Stereotypes are funny things. We know some are based on ignorance and hate. When there was an influx of Polish immigrants competing for jobs around the turn of the 20th century, for example, other disgruntled workers claimed that “all Poles are dumb.” Some stereotypes are based on what is perceived to be true. Many Asian cultures place a very high priority on education, so the “Asians are smarter than everyone else” stereotype was born.
Whether good or bad, “fact” or fabrication, stereotypes are unfair because they are shortcuts. True, some white people can’t dance, but I’m dating a white boy with the most amazing sense of rhythm I’ve ever seen. “Positive” stereotypes are just as bad because they place unreasonable expectations on people who happened to be born into a certain family. How would you like to be the Asian kid who sucks at math?
So this week, I’m going to do my civic duty and tackle a “positive” stereotype that is pervasive, unfair, and — perhaps most importantly — affects me personally: girls are neat and tidy.
I cannot begin to describe how untidy I am. You’re fortunate that you’re reading this article in print because my handwriting looks like it belongs to a third grader on a sugar high. My room looks like a combat zone in which it was strategically viable to plant a land mine in an underwear drawer. Sometimes — and I know this may shock readers — I do not smell good.
It wasn’t as if I didn’t try to be neat, but my childhood attempts always ended in failure. When my classmates and I had to cut out pictures for collages, mine came out looking like they’d been attacked by paper clip-sized wolverines. It was depressing because I thought I was the only messy one; I eyed the other girls’ papers enviously, marveling at their flawless bubble letters, complete with perfect tiny hearts dotting their I’s. Sometimes, in secret, I would practice “girl writing” in my journal, desperately trying to reproduce that beauty. No matter how long I spent, my little hearts came out looking like butts.
I thought I was one of an unfortunate few, although girls I knew well all seemed to have secret sloppy habits. But it wasn’t until I began to frequent various online humor communities that I began to suspect the opposite. A common topic was the horrific sights and smells found in public restrooms, and there was no shortage of input from people who had at one point been forced to clean them. On multiple occasions, the consensus was that the ladies’ room was much grodier. I realized they could be onto something. I’ve experienced disgusting bathrooms from middle school to Angell Hall: paper everywhere, water in places it should not be, and God knows what sorts of bodily substances in and — if you’re truly “lucky” — around the toilets.
But since I’d always assumed that men’s room had to be 10 times worse, I decided to run an experiment. My boyfriend and I visited a series of public restrooms in his hometown and took notes comparing the nastiness of the men’s and ladies’ rooms.
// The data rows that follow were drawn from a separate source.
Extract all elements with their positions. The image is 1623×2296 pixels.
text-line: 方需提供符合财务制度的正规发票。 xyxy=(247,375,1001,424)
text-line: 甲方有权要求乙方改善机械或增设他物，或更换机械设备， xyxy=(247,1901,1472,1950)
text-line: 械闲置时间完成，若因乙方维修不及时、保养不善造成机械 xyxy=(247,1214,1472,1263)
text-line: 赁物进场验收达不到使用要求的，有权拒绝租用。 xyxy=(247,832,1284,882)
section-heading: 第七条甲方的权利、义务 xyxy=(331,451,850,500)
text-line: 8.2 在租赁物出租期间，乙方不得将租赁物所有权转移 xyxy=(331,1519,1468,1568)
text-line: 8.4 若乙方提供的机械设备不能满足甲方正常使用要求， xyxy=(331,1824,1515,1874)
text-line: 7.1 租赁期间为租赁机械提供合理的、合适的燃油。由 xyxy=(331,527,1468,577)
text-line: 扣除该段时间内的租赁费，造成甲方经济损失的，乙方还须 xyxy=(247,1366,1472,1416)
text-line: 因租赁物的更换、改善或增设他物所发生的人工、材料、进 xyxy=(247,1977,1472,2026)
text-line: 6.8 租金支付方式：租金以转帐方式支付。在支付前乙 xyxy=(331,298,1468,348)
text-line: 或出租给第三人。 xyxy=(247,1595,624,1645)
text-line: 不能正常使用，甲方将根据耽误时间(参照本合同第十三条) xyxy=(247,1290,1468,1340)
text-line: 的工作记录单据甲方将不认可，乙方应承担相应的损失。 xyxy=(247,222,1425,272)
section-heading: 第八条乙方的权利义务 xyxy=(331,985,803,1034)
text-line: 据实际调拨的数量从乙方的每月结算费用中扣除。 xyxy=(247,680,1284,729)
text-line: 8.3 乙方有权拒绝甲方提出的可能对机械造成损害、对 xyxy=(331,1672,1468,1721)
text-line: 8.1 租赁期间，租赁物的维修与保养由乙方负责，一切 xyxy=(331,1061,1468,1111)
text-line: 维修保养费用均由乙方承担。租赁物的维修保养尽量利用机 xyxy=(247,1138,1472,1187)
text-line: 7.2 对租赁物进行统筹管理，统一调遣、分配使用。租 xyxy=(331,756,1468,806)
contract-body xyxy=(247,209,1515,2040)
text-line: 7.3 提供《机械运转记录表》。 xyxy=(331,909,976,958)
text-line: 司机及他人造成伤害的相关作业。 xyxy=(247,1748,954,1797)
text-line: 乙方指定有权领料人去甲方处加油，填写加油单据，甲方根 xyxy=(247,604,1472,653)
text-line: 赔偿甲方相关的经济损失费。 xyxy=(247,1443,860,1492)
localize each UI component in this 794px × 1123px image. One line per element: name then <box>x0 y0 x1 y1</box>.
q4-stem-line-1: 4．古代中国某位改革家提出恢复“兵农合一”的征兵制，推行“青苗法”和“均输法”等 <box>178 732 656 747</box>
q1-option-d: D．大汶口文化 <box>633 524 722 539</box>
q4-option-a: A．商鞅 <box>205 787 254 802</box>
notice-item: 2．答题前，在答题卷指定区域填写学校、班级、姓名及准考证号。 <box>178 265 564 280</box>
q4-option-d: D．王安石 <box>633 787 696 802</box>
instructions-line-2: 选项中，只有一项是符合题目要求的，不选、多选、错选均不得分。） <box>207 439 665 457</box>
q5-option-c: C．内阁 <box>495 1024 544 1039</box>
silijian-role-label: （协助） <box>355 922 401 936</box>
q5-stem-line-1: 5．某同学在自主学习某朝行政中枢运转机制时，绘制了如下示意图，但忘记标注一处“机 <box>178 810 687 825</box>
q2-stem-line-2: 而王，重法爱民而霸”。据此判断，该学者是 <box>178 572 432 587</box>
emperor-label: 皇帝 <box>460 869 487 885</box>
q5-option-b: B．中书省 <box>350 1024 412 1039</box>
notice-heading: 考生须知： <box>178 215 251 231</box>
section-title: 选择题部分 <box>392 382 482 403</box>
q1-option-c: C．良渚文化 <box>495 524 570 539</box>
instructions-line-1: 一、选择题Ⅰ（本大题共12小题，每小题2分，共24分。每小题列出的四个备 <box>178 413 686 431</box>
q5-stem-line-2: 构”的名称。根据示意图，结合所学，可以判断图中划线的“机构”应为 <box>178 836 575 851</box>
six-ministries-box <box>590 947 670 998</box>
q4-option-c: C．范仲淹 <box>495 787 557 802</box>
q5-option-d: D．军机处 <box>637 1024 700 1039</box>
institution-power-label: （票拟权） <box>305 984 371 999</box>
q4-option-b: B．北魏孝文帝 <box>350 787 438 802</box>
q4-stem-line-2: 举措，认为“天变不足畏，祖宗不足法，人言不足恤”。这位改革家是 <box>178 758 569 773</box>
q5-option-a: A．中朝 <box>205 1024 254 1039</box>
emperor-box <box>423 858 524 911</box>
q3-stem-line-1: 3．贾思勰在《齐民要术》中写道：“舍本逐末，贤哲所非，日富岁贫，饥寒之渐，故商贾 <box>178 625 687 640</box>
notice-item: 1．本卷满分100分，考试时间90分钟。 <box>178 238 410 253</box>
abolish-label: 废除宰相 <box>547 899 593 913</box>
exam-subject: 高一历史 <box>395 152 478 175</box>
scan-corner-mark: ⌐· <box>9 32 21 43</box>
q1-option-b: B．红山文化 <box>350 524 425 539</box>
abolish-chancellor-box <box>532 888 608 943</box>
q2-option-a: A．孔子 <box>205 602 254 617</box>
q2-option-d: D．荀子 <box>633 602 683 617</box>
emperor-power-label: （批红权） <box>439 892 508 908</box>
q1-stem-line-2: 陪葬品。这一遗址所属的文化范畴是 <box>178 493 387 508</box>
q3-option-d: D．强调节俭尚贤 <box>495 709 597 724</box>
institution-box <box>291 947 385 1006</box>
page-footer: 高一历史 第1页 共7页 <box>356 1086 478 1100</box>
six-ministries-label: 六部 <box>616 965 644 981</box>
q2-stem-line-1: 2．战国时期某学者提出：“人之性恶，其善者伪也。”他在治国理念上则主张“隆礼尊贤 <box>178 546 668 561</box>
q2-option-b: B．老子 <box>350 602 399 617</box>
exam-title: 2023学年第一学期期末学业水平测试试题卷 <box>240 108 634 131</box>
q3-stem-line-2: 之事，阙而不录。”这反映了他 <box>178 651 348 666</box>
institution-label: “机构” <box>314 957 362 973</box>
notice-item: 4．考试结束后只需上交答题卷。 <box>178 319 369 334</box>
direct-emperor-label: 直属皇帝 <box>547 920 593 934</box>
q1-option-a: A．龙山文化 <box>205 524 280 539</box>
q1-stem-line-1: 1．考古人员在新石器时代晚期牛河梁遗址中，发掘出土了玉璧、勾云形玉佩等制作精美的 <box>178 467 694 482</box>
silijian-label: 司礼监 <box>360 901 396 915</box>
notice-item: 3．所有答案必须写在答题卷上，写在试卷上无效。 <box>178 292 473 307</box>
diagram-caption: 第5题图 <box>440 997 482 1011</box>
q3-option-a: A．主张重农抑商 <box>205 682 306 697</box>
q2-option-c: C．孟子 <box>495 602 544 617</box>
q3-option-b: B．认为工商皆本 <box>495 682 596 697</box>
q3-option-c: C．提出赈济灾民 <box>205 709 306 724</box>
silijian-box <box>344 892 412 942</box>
The worst thing we ever found in the men’s room was water around the sinks and a scrawled assurance on the wall that “TOY STORY 2 WAS OKAY.” Meanwhile, the women’s rooms were filled with unflushed toilets, soggy paper strewn about, and some truly horrible sights that I’m confident you don’t want to read about.
Of course, this isn’t enough to prove that women are the grosser sex (and according to my guy friends, the men’s room can be nasty, too), but it certainly goes to show that we’re capable of being vile. But why, then, did all of the girls seem to be so perfect when I was a kid?
My theory is that, while some ladies (and dudes) are naturally neat, girls are conditioned to act like we’re cleaner from a young age (as it happened, I had a slight motor disorder that prevented me from doing so). But as someone in a recent discussion on the humor website Something Awful put it, people are “completely inconsiderate of anything they do” in public restrooms. Hey, you’re busy and you’ve got to go. No one’s going to know if you don’t flush!
I’m not sure if I truly believe that women are naturally messier than men, but we’ve certainly got the potential. It might just be that after a day of pretending to be pristine princesses, the anonymity of the restroom is the girls’ chance to be a slob.
We should probably stop that. It’s nasty.